Here is my understanding of the current use-case -

The user delivers a SAML bearer token (issued at an IdP) via a browser
profile to an SP. The SP, performs some business service for the user
and at some point
requires access to user resources at the IdP or at some third-party
site. Switching to OAuth terminology, the Client (SP) exchanges the said
SAML bearer token to the Authorization server (could be at the IdP -
this would be a common case I think) for an OAuth token. This is the
exchange you are describing in your draft.

Once the client obtains the OAuth token, it can bind it to a request for
the user resource.

I have some mild SAMology concerns about this - historically the SAML
bearer token has been constrained to have a short life-time and the
general advice is not to forward it beyond the SP. I am aware that in
practice this isnt the case - often the token is bound to some
subsequent flows - somewhat along the lines you are proposing. I will
follow up with these concerns on the SAML list.

- prateek
Seems like a much more complicated scenario.  Allowing more than one
assertion, off the top of my head, would necessitate some major
changes to this profile:

* Define how multiple assertions are encoded into the single
"assertion" form control (samlp:Response, concatenated, something
else?)
* Deal with subject equality across the assertions
* Define the processing rules for multiple assertion (from different
issuers) and the expected behavior when some but not all are valid.

That seems like it would add significant complexity to the existing
draft (that I'm trying to keep simple) for a particular scenario that
I'm not sure is very common.  But maybe I'm wrong.  Is this something
that others anticipate needing?   If so, does it belong here?


On Mon, Aug 2, 2010 at 4:26 PM, Anthony Nadalin <tony...@microsoft.com> wrote:

So the scenario we have is where there are multiple tokens from attribute and 
identity providers need to be delivered to an OAuth authorization server to 
satisfy the resource owner's policy of required claims.

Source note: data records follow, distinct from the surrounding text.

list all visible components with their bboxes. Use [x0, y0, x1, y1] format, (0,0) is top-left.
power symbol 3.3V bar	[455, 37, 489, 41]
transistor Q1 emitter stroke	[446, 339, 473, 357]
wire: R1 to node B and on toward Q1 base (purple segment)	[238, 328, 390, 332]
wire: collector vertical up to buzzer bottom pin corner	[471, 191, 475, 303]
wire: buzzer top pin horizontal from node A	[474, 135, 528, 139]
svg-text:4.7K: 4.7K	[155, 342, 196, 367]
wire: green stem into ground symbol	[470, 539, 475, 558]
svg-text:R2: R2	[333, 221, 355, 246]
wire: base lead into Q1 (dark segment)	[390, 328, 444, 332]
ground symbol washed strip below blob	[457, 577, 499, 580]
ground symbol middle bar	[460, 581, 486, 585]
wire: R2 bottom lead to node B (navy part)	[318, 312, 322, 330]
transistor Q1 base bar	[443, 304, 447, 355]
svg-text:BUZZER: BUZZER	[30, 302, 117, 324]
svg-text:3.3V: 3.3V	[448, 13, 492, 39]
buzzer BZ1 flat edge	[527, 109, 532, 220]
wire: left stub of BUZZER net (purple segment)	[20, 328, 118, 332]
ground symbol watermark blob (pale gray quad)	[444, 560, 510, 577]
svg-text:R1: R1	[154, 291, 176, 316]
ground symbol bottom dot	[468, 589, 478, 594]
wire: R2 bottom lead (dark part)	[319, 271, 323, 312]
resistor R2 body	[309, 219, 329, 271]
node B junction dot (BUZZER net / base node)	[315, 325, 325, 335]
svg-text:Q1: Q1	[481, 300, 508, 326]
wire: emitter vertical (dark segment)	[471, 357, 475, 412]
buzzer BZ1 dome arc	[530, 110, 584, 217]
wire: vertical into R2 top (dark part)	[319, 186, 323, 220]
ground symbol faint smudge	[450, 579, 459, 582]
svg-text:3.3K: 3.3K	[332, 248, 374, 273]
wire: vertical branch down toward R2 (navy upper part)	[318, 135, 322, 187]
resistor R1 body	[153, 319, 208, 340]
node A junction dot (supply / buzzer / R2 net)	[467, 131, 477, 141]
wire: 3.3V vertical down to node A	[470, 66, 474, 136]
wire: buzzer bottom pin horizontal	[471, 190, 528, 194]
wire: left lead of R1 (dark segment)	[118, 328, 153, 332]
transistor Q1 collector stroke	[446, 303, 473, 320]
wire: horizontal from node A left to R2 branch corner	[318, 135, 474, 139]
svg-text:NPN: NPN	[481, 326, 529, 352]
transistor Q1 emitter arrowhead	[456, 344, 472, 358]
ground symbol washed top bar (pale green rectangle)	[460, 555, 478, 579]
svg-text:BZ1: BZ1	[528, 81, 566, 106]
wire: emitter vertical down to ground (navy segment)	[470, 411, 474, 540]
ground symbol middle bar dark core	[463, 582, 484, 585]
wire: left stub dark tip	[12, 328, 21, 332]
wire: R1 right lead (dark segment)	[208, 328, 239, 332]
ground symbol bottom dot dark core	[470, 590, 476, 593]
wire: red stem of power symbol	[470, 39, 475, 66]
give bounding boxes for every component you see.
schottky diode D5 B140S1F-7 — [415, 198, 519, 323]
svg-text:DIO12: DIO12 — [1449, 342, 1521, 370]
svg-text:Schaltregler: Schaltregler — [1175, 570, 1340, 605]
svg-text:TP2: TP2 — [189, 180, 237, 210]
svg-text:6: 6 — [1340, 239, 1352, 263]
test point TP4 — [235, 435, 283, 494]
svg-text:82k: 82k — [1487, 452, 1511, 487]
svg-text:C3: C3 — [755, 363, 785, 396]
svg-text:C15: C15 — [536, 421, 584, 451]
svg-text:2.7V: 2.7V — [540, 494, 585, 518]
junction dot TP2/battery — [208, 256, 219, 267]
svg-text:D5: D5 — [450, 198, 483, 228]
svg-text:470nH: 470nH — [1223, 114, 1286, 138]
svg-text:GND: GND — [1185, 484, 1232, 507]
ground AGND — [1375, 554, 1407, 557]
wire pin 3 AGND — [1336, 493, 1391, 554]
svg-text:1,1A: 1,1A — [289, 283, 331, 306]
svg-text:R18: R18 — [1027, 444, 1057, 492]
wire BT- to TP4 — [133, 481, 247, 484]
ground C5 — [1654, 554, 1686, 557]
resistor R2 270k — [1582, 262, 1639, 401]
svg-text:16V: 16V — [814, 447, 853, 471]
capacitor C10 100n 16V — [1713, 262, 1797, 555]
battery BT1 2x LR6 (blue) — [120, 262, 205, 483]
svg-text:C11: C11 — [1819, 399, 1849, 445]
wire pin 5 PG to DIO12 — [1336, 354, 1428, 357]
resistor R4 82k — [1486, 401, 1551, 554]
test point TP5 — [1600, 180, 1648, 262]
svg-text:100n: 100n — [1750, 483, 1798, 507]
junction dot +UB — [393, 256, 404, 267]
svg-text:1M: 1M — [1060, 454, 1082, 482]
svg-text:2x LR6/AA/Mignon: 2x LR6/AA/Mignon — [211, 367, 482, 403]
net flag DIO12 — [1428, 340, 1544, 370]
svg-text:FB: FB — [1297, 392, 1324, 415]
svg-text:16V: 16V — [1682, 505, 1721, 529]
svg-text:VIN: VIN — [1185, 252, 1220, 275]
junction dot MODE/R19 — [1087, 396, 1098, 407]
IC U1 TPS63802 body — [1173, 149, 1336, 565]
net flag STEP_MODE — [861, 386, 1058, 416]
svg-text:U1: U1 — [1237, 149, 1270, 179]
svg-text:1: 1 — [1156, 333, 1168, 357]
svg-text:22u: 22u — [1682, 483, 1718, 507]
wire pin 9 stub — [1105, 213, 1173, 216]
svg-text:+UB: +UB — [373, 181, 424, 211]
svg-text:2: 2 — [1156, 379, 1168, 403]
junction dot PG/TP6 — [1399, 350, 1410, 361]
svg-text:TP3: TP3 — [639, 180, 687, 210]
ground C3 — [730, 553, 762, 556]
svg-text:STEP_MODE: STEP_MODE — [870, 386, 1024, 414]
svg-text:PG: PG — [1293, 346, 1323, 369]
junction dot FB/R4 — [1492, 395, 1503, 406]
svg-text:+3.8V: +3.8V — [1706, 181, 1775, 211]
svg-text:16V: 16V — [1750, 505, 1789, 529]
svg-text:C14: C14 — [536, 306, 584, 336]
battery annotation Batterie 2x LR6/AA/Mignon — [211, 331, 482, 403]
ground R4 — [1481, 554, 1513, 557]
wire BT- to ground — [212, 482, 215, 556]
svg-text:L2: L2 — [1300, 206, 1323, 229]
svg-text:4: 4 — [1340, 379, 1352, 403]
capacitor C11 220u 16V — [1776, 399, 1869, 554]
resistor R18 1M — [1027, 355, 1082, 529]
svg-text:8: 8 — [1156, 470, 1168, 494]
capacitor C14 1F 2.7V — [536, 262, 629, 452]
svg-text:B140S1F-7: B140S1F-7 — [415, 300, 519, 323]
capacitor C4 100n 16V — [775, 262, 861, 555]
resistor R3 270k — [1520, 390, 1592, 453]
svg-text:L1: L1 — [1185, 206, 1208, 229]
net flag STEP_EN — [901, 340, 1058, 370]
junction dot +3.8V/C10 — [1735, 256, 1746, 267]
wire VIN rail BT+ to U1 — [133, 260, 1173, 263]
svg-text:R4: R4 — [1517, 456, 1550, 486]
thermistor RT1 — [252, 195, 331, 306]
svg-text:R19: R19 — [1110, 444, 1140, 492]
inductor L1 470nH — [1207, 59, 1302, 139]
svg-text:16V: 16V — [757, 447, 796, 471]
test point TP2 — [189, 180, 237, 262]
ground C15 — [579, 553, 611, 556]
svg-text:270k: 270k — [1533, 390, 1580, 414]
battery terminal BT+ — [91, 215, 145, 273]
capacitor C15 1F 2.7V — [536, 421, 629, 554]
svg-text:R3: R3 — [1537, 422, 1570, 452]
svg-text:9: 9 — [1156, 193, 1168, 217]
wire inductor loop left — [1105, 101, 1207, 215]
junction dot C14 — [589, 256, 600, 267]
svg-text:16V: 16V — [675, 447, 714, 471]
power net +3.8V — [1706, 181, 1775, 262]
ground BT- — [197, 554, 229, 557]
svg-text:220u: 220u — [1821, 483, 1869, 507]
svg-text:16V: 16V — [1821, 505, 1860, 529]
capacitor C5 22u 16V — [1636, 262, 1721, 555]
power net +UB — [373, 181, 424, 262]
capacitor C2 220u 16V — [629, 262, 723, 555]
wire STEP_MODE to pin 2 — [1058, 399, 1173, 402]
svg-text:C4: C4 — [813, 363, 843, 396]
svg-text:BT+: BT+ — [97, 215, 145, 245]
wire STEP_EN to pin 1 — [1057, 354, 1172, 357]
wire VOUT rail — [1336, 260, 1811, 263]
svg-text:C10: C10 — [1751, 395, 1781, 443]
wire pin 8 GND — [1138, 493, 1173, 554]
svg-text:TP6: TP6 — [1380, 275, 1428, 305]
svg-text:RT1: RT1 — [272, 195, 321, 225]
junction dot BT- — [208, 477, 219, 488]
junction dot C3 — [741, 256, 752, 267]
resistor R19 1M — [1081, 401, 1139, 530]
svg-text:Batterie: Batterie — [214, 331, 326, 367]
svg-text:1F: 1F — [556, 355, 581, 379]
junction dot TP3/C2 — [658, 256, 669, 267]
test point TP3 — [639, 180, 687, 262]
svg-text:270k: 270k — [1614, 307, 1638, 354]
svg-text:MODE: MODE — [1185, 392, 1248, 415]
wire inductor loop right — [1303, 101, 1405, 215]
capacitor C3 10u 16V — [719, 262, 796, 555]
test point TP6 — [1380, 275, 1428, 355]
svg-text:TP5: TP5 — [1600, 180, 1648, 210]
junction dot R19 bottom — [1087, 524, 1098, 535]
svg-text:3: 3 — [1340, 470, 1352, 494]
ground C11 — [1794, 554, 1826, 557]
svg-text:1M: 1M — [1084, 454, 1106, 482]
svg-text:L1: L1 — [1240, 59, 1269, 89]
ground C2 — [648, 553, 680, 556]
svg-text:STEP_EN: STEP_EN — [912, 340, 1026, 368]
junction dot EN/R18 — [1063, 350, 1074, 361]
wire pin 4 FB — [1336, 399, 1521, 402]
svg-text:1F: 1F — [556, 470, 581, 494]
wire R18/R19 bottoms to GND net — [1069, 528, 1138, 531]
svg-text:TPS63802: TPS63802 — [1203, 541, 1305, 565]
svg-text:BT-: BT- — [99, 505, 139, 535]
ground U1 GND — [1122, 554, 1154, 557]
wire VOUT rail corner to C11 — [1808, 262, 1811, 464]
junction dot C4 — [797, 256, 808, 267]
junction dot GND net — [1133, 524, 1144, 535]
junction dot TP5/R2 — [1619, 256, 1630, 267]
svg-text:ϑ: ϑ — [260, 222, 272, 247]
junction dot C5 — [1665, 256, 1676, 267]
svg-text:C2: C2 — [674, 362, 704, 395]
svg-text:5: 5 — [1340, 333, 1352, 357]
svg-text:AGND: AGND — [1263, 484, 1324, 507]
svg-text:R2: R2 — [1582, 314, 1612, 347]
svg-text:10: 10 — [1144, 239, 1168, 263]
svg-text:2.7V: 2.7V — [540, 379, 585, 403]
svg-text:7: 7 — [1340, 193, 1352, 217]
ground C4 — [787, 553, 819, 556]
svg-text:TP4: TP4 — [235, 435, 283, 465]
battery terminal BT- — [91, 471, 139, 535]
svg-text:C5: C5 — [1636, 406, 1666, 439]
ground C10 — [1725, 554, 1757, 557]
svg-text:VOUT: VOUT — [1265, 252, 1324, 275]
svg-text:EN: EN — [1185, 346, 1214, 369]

So this is a case where 
a single SAML token/assertion is not enough to satisfy the claim, we still 
expect that the signature verification is out of scope.

-----Original Message-----
From: oauth-boun...@ietf.org [mailto:oauth-boun...@ietf.org] On Behalf Of Brian 
Campbell
Sent: Monday, August 02, 2010 2:53 PM
To: oauth
Subject: Re: [OAUTH-WG] SAML 2.0 Bearer Assertion Profile for OAuth 2.0 draft

I guess I'd need to understand the scenario better before I'd have an
opinion one way or the other.   However, I will say that In this
profile I was specifically looking to avoid the complexity that exists in SAML 
Web SSO by allowing for multiple assertions and multiple subject confirmations.

On Mon, Aug 2, 2010 at 3:20 PM, Anthony Nadalin <tony...@microsoft.com> wrote:

There are many cases where we need to have more than 1 SAML assertion be used 
to represent the authorization token, so would want a provision for multiple 
SAML tokens and not sure it makes sense to have a separate profile for that or 
add it as an option here.

-----Original Message-----
From: oauth-boun...@ietf.org [mailto:oauth-boun...@ietf.org] On Behalf
Of Brian Campbell
Sent: Thursday, July 15, 2010 1:50 PM
To: oauth
Subject: [OAUTH-WG] SAML 2.0 Bearer Assertion Profile for OAuth 2.0
draft

I'm gong to join the growing list of people attaching a potential I-D
to an email due to he cut off time for the I-D submissions.  Attached
is a draft that aims to tightly define the particular format of a SAML
2.0 bearer assertion in requesting an access token using the assertion
grant_type.   I've been working with Chuck at Salesforce.com on this
and the primary goal is to have some documentation or specification
that is sufficient to facilitate interoperability between
independently developed implementations or products.    This, of course, 
wouldn't preclude using SAML in other ways - it would only provide one concrete 
definition to implement against.

I intend to submit this as an I-D when the submission process reopens.
 Any feedback from this group would be appreciated as well as thoughts about 
this eventually becoming a working group draft.